Sir Peter Roth, former CAT president

Waterside may mark a significant shift in the approach to certification, he added: ‘It, and cases like it, serve as a warning that there are limits to so-called “entrepreneurial” class actions. In future, we must assume that there may be a rigorous value-for-money test, and a much more intense focus on the likelihood of successful distribution at an early stage… Similarly, at settlement approval or judgment stage, expect severe pressure on stakeholders if the [result of] proceedings is not truly successful for the class. If the class is shy in coming forward, the stakeholders will get a haircut.’

Sir Peter Roth, a former CAT president, said: ‘I think everyone would agree with the statements that have been made in a number of CAT cases now, that the collective actions regime was not set up to operate for the benefit of lawyers, funders and experts… and the regime would not be achieving its objective if it did not produce redress for class members. If these huge costs and enormous amount of court time were taken up… and the money was not distributed to class members, one could fairly ask, “well, what was this all for?”’.

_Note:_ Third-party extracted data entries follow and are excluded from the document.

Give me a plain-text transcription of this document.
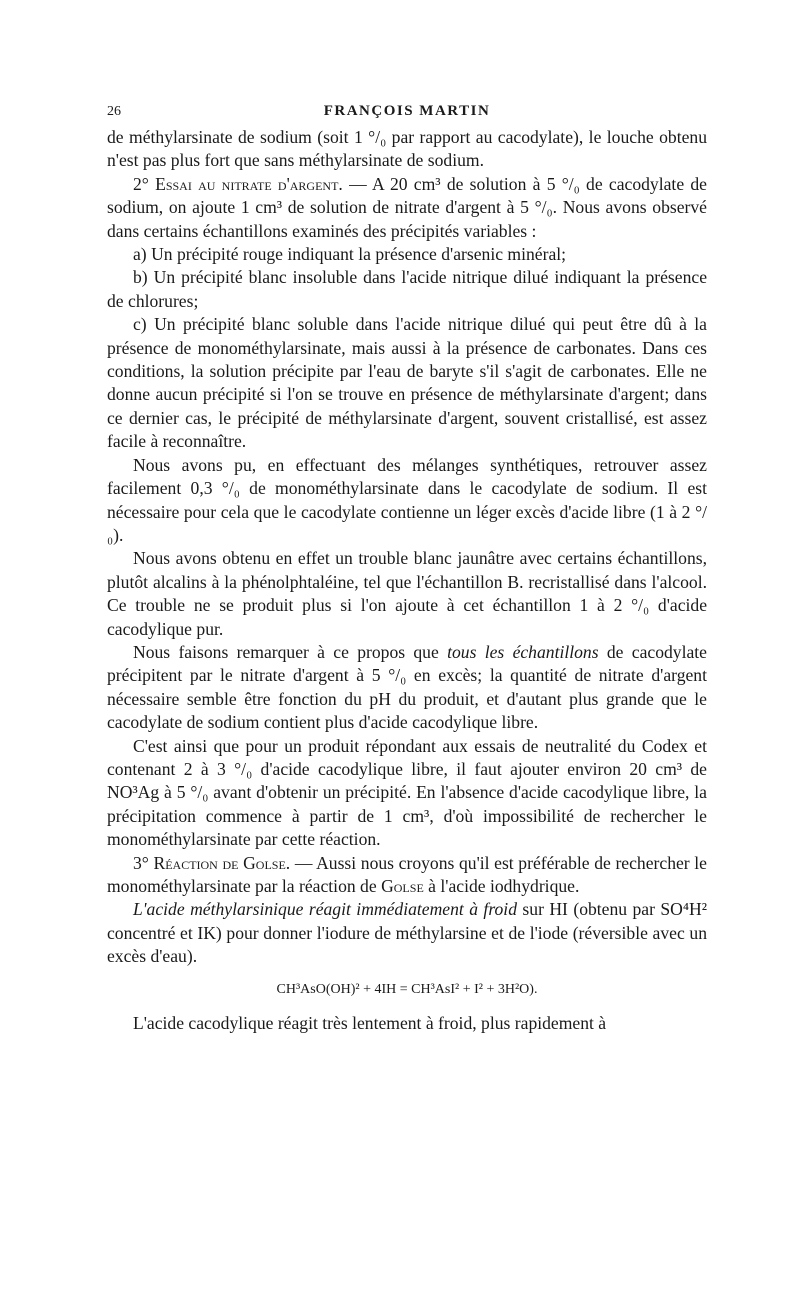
26	FRANÇOIS MARTIN

de méthylarsinate de sodium (soit 1 °/₀ par rapport au cacodylate), le louche obtenu n'est pas plus fort que sans méthylarsinate de sodium.

2° Essai au nitrate d'argent. — A 20 cm³ de solution à 5 °/₀ de cacodylate de sodium, on ajoute 1 cm³ de solution de nitrate d'argent à 5 °/₀. Nous avons observé dans certains échantillons examinés des précipités variables :

a) Un précipité rouge indiquant la présence d'arsenic minéral;

b) Un précipité blanc insoluble dans l'acide nitrique dilué indiquant la présence de chlorures;

c) Un précipité blanc soluble dans l'acide nitrique dilué qui peut être dû à la présence de monométhylarsinate, mais aussi à la présence de carbonates. Dans ces conditions, la solution précipite par l'eau de baryte s'il s'agit de carbonates. Elle ne donne aucun précipité si l'on se trouve en présence de méthylarsinate d'argent; dans ce dernier cas, le précipité de méthylarsinate d'argent, souvent cristallisé, est assez facile à reconnaître.

Nous avons pu, en effectuant des mélanges synthétiques, retrouver assez facilement 0,3 °/₀ de monométhylarsinate dans le cacodylate de sodium. Il est nécessaire pour cela que le cacodylate contienne un léger excès d'acide libre (1 à 2 °/₀).

Nous avons obtenu en effet un trouble blanc jaunâtre avec certains échantillons, plutôt alcalins à la phénolphtaléine, tel que l'échantillon B. recristallisé dans l'alcool. Ce trouble ne se produit plus si l'on ajoute à cet échantillon 1 à 2 °/₀ d'acide cacodylique pur.

Nous faisons remarquer à ce propos que tous les échantillons de cacodylate précipitent par le nitrate d'argent à 5 °/₀ en excès; la quantité de nitrate d'argent nécessaire semble être fonction du pH du produit, et d'autant plus grande que le cacodylate de sodium contient plus d'acide cacodylique libre.

C'est ainsi que pour un produit répondant aux essais de neutralité du Codex et contenant 2 à 3 °/₀ d'acide cacodylique libre, il faut ajouter environ 20 cm³ de NO³Ag à 5 °/₀ avant d'obtenir un précipité. En l'absence d'acide cacodylique libre, la précipitation commence à partir de 1 cm³, d'où impossibilité de rechercher le monométhylarsinate par cette réaction.

3° Réaction de Golse. — Aussi nous croyons qu'il est préférable de rechercher le monométhylarsinate par la réaction de Golse à l'acide iodhydrique.

L'acide méthylarsinique réagit immédiatement à froid sur HI (obtenu par SO⁴H² concentré et IK) pour donner l'iodure de méthylarsine et de l'iode (réversible avec un excès d'eau).

CH³AsO(OH)² + 4IH = CH³AsI² + I² + 3H²O).

L'acide cacodylique réagit très lentement à froid, plus rapidement à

Williams also highlighted the CAT’s recent focus on the fees charged by class representatives. In Waterside, the CAT criticised the PCR’s proposed hourly rate of £300 per hour, saying class representatives should charge ‘public sector rates’ – while also expecting robust independence and an ability to scrutinise legal costs.

‘There is very understandable concern at how expensive these proceedings are,’ said Williams. ‘This is the most expensive jurisdiction in the world after the USA… [There are] unique costs pressures which have to be reconciled with procedures for mass redress where individual recoveries are very small. But there is a very real danger indeed of destabilising the market and seeing the baby disappear down the plughole.’

Elsewhere at the conference, Jeremy Marshall, chief investment officer at funder Winward, highlighted the cost to the funding industry as it waits for the government to reverse the July 2023 PACCAR ruling.

Meanwhile, Professor Rachael Mulheron KC of Queen Mary University of London examined whether there is a legal basis for legislation to reverse PACCAR to be retrospective in effect – concluding that there is. 

Since PACCAR, some former clients have brought claims against funders in a bid to recover percentage-based fees they had paid to funders in the past, on the basis that the PACCAR ruling means these payments were paid under a mistake of law. 

The time limit to bring such claims runs for six years from the PACCAR judgment, leaving a further three years for claims to surface against funders. ‘This has the potential to be quite vastly uncertain and disruptive to the industry,’ Mulheron warned.